Il Drugo de “Il grande Lebowski”, invece, è un nichilista a implosione. È un figlio dei fiori fuori tempo massimo, apparentemente tutto spinelli, acido lisergico, west coast, bowling. In realtà, sfugge da se stesso. Rifiuta il lavoro, ma per autolesionismo. Tanto più, cerca di sfuggire ai guai, e tanto più ci casca dentro. Tanto più invecchia e tanto più ringiovanisce, come un eterno Peter Pan, caduto nella tana del Coniglio bianco come la Alice di Lewis Carroll.

Ma tutto questo gli adolescenti, che hanno bruciato una bella struttura associativa su una spiaggia, non lo sanno.
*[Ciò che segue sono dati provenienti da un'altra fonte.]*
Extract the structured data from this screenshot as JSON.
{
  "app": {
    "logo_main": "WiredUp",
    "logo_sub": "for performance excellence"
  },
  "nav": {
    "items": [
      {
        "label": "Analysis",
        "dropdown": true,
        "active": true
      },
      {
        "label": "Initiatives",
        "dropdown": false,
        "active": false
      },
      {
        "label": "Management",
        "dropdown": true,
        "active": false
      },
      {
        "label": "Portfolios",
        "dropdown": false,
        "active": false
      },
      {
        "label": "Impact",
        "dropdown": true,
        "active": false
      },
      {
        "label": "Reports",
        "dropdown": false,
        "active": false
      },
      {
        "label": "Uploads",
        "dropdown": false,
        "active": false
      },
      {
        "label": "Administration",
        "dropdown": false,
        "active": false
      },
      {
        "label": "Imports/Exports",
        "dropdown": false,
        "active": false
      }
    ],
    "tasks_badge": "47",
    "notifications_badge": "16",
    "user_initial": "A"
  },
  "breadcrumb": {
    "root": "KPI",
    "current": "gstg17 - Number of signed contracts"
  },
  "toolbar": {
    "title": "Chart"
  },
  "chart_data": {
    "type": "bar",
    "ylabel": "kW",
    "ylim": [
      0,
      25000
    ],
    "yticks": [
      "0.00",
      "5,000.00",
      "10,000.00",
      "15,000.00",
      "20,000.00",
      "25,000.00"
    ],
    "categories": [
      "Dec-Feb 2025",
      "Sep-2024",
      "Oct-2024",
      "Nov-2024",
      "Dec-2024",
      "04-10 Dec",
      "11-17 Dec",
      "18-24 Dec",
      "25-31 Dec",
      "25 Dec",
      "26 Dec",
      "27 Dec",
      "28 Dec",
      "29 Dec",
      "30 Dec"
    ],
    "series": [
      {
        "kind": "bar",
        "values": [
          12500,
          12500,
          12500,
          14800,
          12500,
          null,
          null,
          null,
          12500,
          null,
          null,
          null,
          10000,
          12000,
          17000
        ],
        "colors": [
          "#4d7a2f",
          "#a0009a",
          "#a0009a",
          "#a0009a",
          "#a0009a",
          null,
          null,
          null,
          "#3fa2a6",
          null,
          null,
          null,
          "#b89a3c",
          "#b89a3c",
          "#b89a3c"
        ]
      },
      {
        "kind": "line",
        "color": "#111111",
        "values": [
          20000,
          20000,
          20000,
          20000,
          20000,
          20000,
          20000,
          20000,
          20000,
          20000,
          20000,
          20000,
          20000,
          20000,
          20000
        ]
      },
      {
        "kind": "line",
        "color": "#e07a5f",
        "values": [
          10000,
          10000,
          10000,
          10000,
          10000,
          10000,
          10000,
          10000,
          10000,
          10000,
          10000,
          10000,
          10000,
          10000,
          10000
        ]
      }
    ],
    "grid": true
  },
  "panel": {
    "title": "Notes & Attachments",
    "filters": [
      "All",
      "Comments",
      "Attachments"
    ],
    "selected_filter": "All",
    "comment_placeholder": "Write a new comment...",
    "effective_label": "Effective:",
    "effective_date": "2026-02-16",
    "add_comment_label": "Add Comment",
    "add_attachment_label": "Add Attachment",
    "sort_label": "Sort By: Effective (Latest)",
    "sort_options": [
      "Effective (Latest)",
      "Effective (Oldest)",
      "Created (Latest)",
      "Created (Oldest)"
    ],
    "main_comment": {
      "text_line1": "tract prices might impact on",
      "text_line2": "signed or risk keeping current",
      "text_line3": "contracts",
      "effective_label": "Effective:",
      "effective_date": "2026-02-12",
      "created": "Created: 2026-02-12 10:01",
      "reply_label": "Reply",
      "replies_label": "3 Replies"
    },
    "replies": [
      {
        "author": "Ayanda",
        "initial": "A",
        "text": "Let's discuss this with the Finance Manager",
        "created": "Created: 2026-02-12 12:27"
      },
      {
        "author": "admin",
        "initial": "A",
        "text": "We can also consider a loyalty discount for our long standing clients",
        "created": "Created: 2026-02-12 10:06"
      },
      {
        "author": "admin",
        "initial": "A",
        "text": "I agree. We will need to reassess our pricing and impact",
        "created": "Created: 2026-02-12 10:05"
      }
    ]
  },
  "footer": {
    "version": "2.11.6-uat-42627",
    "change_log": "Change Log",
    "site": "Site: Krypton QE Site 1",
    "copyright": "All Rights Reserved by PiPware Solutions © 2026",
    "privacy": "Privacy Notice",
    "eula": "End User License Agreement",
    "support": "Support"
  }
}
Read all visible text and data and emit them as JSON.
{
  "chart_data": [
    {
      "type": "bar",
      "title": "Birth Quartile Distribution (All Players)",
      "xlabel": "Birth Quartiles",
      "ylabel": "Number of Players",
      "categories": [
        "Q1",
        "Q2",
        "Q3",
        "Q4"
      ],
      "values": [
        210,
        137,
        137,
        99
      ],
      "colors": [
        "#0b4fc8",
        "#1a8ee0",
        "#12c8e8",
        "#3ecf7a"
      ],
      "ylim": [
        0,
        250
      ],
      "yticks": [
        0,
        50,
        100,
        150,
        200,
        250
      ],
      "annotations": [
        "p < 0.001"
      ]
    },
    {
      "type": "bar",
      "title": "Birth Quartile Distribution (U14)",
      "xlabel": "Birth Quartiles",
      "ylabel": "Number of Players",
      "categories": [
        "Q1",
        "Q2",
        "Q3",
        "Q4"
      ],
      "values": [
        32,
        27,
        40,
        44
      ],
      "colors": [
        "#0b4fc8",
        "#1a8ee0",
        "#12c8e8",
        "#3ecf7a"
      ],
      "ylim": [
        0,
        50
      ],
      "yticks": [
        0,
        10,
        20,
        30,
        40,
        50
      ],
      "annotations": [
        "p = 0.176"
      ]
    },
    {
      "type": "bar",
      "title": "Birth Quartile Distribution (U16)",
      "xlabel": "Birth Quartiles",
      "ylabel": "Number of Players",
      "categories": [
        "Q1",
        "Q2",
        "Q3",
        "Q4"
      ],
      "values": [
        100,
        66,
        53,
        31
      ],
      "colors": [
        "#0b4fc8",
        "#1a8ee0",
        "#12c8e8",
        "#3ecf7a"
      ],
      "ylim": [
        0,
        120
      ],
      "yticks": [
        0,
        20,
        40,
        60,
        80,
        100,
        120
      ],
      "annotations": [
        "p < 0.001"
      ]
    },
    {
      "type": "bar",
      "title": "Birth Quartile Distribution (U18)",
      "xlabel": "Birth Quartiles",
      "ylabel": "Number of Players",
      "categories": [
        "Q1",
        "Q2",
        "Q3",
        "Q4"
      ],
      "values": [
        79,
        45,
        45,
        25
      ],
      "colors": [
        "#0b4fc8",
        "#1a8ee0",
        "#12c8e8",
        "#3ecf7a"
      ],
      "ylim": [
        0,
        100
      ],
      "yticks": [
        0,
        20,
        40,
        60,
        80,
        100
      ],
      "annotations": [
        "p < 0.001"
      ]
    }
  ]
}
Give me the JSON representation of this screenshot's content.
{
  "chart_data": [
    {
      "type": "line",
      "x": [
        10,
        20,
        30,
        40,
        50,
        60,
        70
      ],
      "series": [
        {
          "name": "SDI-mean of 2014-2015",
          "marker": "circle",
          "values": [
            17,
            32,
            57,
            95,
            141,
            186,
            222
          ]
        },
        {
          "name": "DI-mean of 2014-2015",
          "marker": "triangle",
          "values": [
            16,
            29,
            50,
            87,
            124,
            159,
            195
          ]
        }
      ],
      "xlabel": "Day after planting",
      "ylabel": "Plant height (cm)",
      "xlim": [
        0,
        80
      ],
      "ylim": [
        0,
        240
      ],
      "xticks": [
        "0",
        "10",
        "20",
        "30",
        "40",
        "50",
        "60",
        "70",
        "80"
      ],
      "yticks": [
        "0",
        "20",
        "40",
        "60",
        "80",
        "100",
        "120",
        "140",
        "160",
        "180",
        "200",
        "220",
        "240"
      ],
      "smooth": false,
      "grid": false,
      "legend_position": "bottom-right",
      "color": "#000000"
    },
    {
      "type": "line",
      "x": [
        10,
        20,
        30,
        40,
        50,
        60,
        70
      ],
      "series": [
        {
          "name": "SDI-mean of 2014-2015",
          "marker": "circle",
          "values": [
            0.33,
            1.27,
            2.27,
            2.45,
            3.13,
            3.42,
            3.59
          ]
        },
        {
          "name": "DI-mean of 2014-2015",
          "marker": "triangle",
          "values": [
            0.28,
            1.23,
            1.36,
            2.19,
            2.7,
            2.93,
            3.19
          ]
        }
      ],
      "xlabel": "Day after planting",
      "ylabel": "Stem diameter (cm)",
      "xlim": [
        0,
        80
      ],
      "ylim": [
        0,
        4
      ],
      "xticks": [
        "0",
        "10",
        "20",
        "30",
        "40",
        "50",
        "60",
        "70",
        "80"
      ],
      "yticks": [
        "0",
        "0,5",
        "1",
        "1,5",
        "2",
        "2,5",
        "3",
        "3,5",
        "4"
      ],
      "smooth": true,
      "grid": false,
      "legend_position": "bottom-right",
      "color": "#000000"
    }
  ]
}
Forse, non se ne fregheranno mai di Drugo Lebowski o di Drugo Alex DeLarge, ma prima o poi dovranno crescere. Terribile, però, nuotare in un mare senza nessun aiuto, neanche un salvagente. Allora, in un mondo in cui tutti parlano di salvare il Mondo (ma non è bastato Mosè, né Buddha, per non parlare di Gesù, e ci vuole provare Mario Tozzi?), non sarà il caso di provarsi almeno a salvare se stessi? Ci vorrebbe un amico.